High yield and reliability are not necessarily inversely proportional, but they are often perceived that way. When the yield of a company goes too high (thanks to its stock tanking), investors start anticipating a dividend slash. And if the company does cut its dividends, it usually triggers a selloff frenzy.
But there are several dividend stocks that offer a decent combination of high yield and dividend sustainability. And three of them should be on every dividend investor’s shortlist.
A resilient aristocrat
Exchange Income Fund (TSX:EIF) is a resilient Dividend Aristocrat that maintained/sustained its dividends, even when its stock suffered a massive 63% dip and its revenues suffered a 25% dip. The income challenges of the company (during the pandemic) came from the nature of its business: airlines. Even though EIF has a very diversified portfolio of businesses it has acquired, nearly all of them are associated with the airline industry in one way or another.

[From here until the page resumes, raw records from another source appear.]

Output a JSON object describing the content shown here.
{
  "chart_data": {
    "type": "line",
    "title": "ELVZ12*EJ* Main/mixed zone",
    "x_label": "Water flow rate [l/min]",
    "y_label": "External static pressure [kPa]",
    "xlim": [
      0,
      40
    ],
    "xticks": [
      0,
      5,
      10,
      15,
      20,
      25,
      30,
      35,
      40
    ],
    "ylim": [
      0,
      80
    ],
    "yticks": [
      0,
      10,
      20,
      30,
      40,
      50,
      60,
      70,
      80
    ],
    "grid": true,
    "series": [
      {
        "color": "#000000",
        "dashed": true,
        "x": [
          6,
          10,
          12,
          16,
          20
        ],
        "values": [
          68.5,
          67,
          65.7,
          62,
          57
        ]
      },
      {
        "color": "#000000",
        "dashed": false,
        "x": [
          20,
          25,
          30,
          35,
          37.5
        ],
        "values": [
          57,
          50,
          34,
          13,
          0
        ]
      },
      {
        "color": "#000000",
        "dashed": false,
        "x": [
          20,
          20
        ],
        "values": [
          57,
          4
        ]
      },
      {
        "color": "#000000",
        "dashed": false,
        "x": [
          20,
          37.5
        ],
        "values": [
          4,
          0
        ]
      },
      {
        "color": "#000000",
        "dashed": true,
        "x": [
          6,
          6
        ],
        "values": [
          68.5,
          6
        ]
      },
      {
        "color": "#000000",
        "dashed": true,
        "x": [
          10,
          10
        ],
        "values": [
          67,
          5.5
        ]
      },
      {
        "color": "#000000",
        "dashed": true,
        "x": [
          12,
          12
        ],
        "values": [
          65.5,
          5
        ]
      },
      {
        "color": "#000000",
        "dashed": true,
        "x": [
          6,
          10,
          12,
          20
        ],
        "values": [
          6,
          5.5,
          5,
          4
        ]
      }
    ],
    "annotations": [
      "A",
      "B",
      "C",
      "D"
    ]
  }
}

The company managed to sustain its dividend through a payout ratio of 201% in 2020, and even though the ratio is still over 150%, the probability of the company slashing its dividends is quite low. In fact, if it grows its dividends for the remaining months of 2021, it might be able to retain its status as an aristocrat.

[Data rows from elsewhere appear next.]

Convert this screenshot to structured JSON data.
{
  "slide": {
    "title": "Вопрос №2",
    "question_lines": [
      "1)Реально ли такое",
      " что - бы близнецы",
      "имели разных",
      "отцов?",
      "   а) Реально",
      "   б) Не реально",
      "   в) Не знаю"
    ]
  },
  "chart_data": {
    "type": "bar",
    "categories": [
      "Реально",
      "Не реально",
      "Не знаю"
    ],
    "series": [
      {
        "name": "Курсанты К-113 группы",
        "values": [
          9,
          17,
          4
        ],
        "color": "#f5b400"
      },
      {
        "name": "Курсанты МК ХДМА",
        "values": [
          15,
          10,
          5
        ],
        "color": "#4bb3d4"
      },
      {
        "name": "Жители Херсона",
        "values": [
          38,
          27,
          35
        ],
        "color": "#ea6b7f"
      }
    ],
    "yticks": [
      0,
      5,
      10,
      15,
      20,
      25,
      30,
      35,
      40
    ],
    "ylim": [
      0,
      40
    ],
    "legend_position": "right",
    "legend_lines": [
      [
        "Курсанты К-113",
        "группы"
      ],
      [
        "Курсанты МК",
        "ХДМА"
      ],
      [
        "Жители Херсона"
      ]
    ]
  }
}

The yield is currently a juicy 5.1%, and it would have been significantly juicier if you had bought the company in March 2020. You would have also benefited from 169% capital growth.
A mortgage investment company
The mortgage business saw a lot of activity thanks to a red-hot housing market, which became a strong revenue growth catalyst for companies like Firm Capital Mortgage Investment (TSX:FC), and also kept the valuation in check, despite stock growth. And even after over a year of recovery-fueled growth, the stock offers a generous 6% yield.
The payout ratio is a bit high, but the company’s revenues have seen a sizeable quarter-over-quarter increase. If it continues for a few more quarters, the stock will become even more attractively valued, and the payout ratio is expected to come down to relatively safer levels. The stock might even offer some more capital growth if it can retain its current momentum.
A building materials company
Doman Building Materials Group (TSX:DBM) is a Vancouver-based company. As one of the largest pressure-treated lumber product producers in North America, the company retains a competitive edge, which allowed the stock to ride the lumber-price-hike wave in early 2021. The stock spiked to almost 230% from its pandemic-crash valuation.
But the main trigger for that powerful growth (the lumber prices) is now gone, and the stock is experiencing a long-overdue correction. And even though it’s bad from a capital-growth perspective, the current fall has been amazing for the yield the company offers. The current yield is a mouthwatering 7.3%, and the payout ratio is quite stable (28.5%).
Foolish takeaway
The three high-yield stocks can help you start a decent passive income (proportional to the capital you insert in them) that you can rely upon. Investing in very high-dividend stocks only to see the payouts getting slashed during market downturns is not a healthy dividend investing strategy.